Zazie dans le Metro is a French film made in 1961 by the director Louis Malle (Les Amants de Pont Neuf, Un Femme est un Femme, Atlantic City, Pretty Baby). Apart from the famous French actor Phillipe Noiret, its cast is almost entirely unknowns (although French pop singer Sacha Distel makes an unexpected cameo!). I caught it on Channel 4 one godforsaken Friday night in 1991 when I should have been revising for my GCSE mocks, and was completely knocked out by it. Come to think of it, I discovered most of my favourite films when I should have been revising the Spanish Civil War and "The Merchant of Venice" - The Devils, Performance, Sleuth, If... to name but a few. But I digress. Thank God, then, that Film Four recently aired it on their World channel.
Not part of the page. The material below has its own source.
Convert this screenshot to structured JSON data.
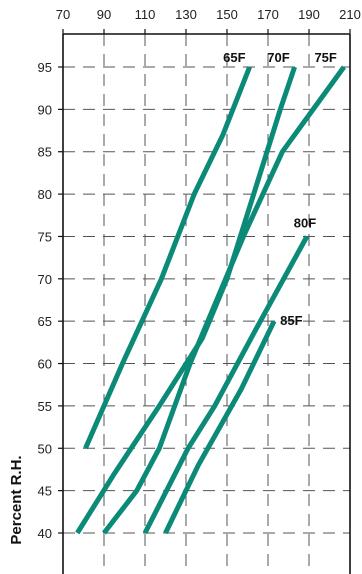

Zazie dans le Metro is based upon the novel of the same name by Raymond Querneau. It is the story of Zazie, a mischevious, intellectually precocious and amazingly foul-mouthed twelve year old girl, who spends the weekend with her Uncle Gabriel whilst her mother meets up with her lover. Her Uncle, a fastidious man, turns out to be a drag queen performer and Zazie is constantly asking if Gabriel is a "hormosessual". As it happens, Gabriel lives in a flat with a stunningly beautiful woman called Albertine, but she seems to function more as Gabriel's housekeeper and haberdasher, so that issue is never resolved. Zazie's only wish is to travel along the Metro, but due to a strike it is closed for the weekend ("Bloody hell!", she curses, "How dare the bastards do this to me!") and so her Uncle has to entertain her.

Zazie outrages Gabriel and all his neighbours with her expletive-peppered forthright statements and probing questions. She constantly revels in playing upon the prejudices and hypocrises of the adults that surround her - from her Uncle, to a foolish but mysterious policeman called Trouscallion who changes identity throughout the film, and a stuck-up idealistic rich widow who keeps throwing herself at men. She has particular fun questioning the taxi driver about sex, and outrages Gabriel's landlord when she first arrives.

The film is full to bursting with cartoon-like moments of visual surrealism and sight gags, including a lengthy chase through Paris when Zazie runs away from Trouscallion after he has bought her a pair of "bloojeanses" (unconventional, phonetic-style spelling is a constant feature of both the English subtitles and the original novel) and a dizzying sequence in which the cast ascend the vertiginous heights of the Eiffel Tower. There are numerous jump-cuts and speeded-up moments that will make you jump and look twice. Often the dialogue track becomes dislocated from the visuals.

The film builds up to Gabriel's performance at the cabaret he works at. You never actually see the act, just the extravagant and crazed after-show party which rapidly descends into anarchy and chaos with a barely choreographed fight. After an eventful night, the strike ends and the characters get on the Metro and go their seperate ways. Zazie is met by her mother at the station, and her mother asks if anything interesting happened over the weekend. Zazie replies: "I've grown".

If I knew more about French new wave cinema, I'd dazzle you with some incisive information about this film's allusions and references and use words like genre, auteur and haricot verts. Quite simply, Zazie dans le Metro is quite unlike any other film you will see - although the surreal visuals seem to have been a big influence on Monty Python and others - and has the amazing ability to suck you into another world for ninety minutes and dazzle you with images and word play. The central character, played by Catherine Demongeot (I wonder what happened to her?), is spell-binding, a pint-sized anarchist that will appeal to the nonconformist inside you by generally running around winding up the adults and rebelling against anyone who tries to impose their self-appointed authority and morals. Zazie seems to share more than just her haircut with a more recent French import, Amelie!